VATICAN–Pope Francis said Sunday he plans a June visit to Sarajevo, the city that became a bloody symbol of the Balkan wars of the 1990s.
He told pilgrims during weekly prayers at the Vatican that he would visit the Bosnian capital on June 6 to pray for peace and inter-religious dialogue in the Muslim-majority city.
The 44-month siege of Sarajevo by Bosnian Serb and Yugoslav army forces was one of the darkest hours of the 1992-95 war and left about 12,000 people dead.
The pontiff’s visit will come just weeks ahead of the 20th anniversary of the massacre of about 8,000 Muslim men and boys in the Bosnian town of Srebrenica by Serb forces, the worst atrocity in Europe since World War II.
Francis called on the faithful to pray that his visit would be a boost for the Catholic population, and at the same time help “strengthen fraternity, inter-religious dialogue and friendship.”
It will be his second trip to the Balkans after he made Albania the destination for his first European visit after becoming pope.
Pope John Paul II visted Sarajevo in April 1997, just two years after the end of the war that claimed 100,000 lives.
That trip was marked by the discovery, on the eve of the pontiff’s arrival, of a large amount of explosives hidden under a bridge along the planned route of his motorcade.
John Paul, who made more than 100 foreign trips during his papacy, visited Bosnia again in 2005.
Since the war, Bosnia has been split into two entities–the Serb-run Republika Srpska and the Muslim-Croat Federation, each with its own government.

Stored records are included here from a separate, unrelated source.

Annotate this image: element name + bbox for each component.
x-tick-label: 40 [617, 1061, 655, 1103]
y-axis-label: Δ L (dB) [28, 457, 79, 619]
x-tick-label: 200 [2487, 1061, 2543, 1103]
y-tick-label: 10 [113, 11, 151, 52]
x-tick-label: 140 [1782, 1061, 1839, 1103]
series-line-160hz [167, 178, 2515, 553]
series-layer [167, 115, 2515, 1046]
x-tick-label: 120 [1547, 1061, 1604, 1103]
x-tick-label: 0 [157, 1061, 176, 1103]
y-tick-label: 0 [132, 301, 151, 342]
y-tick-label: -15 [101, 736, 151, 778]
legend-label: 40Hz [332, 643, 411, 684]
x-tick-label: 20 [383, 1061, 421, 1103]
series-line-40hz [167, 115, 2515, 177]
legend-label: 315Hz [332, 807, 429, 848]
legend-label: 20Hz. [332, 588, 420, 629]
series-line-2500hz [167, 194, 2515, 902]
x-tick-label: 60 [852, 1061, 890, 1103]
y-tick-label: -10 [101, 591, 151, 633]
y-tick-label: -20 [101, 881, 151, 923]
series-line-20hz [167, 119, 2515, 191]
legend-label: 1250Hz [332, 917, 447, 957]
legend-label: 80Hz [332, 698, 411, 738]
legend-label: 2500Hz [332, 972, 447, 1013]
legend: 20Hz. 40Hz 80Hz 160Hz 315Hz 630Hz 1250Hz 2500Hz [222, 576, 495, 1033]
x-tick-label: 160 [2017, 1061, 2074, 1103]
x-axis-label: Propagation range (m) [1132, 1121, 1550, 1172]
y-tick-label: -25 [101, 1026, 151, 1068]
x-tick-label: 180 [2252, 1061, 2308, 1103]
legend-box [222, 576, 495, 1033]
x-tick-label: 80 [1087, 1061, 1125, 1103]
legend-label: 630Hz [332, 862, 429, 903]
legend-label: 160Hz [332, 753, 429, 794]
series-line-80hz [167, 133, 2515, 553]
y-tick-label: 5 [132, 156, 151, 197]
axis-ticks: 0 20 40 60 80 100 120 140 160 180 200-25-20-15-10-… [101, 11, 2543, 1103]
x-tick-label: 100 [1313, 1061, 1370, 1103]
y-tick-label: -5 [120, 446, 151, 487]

The Argentinian pope, the head of the world’s estimated 1.2 billion Catholics and the first from Latin America, has already planned about a dozen trips for this year.
He was in the Philippines and Sri Lanka in January and plans a tour of Ecuador, Bolivia and Paraguay in July followed by a trip to the United States and the United Nations in September.
Francis also said it will make his first visit to Africa this year with stops in Uganda and the Central African Republic.